Llegan tus manos a mi almohada y adormecido me sostengo, me sostienes. Palpas de mí el credo imperturbable que te enseñaron con cánticos y rezos. Jamás una oración de fuego o a corazón abierto.
Me reduces a silencios, con tu sarcasmo y tu aliento. Me dislocas la mirada, a pesar de ser tu única suerte ese capricho de soslayarme con nostalgia, ese único disfrute tuyo, esa única rebelión en tus ojos dibujada, y la luz que se aparea con un fondo colmado de fantasmas, donde tú y yo hacemos del amor lluvia granizada, o un hueco hondo desde donde cavamos nuestros miedos o turbias carcajadas.

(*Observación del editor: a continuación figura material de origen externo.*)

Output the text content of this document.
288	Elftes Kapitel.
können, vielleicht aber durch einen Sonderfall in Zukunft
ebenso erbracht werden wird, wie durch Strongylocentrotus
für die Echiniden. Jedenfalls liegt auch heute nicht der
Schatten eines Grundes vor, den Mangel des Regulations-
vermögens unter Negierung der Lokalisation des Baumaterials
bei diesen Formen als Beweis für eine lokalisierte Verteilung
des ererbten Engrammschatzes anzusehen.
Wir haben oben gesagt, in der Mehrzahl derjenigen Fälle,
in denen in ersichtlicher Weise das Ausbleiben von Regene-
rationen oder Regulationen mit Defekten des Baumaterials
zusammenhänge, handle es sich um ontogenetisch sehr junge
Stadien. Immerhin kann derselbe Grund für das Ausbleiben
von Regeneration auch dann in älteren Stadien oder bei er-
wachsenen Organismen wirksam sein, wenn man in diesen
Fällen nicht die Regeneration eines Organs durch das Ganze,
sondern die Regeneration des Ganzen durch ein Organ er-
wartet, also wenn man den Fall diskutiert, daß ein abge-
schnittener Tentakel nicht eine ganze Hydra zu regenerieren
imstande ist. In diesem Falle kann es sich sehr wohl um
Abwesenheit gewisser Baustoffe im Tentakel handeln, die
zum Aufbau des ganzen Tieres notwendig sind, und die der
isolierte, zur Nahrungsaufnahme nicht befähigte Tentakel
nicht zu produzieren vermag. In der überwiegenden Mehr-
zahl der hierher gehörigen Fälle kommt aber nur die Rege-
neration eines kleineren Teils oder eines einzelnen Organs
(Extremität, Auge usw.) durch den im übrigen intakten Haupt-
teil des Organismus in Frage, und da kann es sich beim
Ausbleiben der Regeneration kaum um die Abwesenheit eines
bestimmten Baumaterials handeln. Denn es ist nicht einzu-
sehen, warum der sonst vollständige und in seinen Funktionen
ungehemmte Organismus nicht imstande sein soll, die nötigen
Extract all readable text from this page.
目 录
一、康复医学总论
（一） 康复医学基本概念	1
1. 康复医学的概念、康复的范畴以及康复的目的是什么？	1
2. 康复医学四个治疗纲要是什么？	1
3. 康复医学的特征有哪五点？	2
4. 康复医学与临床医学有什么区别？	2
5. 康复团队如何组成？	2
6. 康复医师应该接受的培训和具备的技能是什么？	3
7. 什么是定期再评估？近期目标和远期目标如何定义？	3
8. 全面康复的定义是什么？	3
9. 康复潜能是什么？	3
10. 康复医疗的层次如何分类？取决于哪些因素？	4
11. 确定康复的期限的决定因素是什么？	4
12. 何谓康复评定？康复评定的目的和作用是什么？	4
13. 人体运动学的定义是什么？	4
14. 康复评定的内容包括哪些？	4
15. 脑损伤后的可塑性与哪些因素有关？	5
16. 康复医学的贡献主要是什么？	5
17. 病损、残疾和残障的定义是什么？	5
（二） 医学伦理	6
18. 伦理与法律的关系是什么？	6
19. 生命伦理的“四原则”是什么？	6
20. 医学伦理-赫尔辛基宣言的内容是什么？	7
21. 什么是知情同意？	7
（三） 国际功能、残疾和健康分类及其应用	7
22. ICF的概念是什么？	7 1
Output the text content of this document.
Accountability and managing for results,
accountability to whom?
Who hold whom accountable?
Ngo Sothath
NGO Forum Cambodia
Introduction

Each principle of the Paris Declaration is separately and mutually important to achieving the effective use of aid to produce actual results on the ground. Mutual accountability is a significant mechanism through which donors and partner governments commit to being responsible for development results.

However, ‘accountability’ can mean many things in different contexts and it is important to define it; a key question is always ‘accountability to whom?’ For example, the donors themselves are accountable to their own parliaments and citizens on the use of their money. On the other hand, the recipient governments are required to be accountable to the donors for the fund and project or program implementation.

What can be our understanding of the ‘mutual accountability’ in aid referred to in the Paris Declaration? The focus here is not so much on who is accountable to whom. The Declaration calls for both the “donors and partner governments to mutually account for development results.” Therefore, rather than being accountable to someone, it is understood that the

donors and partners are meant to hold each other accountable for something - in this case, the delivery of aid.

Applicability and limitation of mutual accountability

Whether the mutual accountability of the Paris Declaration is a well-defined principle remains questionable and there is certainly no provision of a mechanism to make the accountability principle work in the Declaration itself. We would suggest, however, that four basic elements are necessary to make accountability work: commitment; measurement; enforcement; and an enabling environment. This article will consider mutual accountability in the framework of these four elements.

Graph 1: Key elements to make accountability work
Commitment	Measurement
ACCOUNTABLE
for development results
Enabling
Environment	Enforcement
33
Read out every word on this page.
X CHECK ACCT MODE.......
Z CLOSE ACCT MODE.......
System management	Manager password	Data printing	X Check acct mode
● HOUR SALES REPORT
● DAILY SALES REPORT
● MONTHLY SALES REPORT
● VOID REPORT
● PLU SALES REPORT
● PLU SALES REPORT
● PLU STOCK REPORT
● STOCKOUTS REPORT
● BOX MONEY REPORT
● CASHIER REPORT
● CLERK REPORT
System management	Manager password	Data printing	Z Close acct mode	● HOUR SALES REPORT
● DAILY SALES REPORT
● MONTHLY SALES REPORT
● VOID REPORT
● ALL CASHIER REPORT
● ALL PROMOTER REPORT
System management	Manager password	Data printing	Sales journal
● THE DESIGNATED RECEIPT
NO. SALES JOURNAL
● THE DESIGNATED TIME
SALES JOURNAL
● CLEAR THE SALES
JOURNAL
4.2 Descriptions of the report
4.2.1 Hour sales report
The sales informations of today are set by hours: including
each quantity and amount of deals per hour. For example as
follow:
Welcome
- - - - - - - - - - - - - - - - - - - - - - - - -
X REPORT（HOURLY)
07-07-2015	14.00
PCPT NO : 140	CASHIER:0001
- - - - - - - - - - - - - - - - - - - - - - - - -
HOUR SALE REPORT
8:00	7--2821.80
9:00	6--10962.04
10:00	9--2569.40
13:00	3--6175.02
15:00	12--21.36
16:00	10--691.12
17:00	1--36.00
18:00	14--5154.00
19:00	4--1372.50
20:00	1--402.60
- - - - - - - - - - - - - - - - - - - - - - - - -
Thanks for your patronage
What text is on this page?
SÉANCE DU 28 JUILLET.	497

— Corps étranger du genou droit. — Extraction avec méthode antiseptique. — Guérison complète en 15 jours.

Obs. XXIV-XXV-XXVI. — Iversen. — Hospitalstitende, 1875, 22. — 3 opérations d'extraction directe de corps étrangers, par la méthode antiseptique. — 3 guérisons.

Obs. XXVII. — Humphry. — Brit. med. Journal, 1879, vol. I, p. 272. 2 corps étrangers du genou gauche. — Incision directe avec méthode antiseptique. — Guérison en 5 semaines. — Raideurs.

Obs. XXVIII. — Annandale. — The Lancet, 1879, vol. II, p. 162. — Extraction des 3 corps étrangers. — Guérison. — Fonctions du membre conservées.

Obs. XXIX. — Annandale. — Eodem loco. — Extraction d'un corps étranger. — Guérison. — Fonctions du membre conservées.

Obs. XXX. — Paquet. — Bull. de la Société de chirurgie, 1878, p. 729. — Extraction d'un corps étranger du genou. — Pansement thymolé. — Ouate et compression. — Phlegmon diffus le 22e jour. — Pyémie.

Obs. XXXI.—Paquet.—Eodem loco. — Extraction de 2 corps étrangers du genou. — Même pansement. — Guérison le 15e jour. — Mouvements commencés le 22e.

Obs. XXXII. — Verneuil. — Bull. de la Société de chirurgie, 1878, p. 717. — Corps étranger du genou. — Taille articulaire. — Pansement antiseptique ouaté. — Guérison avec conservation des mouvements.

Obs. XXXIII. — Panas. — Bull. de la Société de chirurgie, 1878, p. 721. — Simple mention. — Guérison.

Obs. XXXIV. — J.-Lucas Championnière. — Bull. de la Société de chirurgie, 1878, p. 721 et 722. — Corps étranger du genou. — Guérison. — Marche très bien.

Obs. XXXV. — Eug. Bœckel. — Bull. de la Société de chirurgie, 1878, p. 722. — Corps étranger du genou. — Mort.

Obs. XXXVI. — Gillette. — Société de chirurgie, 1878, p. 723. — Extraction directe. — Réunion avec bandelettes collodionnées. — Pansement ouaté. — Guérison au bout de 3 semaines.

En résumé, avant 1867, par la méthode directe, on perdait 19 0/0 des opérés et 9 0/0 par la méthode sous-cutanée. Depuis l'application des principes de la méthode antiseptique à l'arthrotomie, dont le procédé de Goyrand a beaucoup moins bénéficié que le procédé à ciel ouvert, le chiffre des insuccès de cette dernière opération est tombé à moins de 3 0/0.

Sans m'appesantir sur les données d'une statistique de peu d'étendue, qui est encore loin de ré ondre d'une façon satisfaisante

Espero de ti el verso altisonante, tu cuerpo aterido de espuma y olor a lavanda y hierba enmudecida. Me despierto a tu lado, con fervor religioso, tomando de tu piel la sábana que te cubrió el pálpito nocturno, las gacelas inhóspitas agitándose en tu loco corazón.
Me detengo a pensar qué cruces te adhieres a la frente, cómo musita tu boca el perdón de la calle o cómo lo afronta, si es que aún hay perdón, o una disculpa quebrada donde reluce esa perla esmeralda, ese confín sagrado, donde atesoras el alma para el que sueña despierto, donde cuelgas la manija de un reloj mitad silencio, mitad hechizo. Mientras yo duermo. Y no te apareces sino en la cordura que suelo tener cuando entibio tus pies para envolverlos con los míos, y así hacer de nuestras madrugadas, un rincón donde fluya la sangre, un deslinde de escuálidos placeres donde todo cambia, donde hasta la ternura se ha vuelto encrucijada.
Te tengo. Es cierto. Me posesiono de ti en cada entrega. Y ruego no dañarte el azul verdoso de tus pasos por la hierba. Me simplifico contigo a la distancia, y a solas, mirándote a los ojos, me untas de miel el camino para no liberarme de ti y de tus incrustaciones de oro y calma.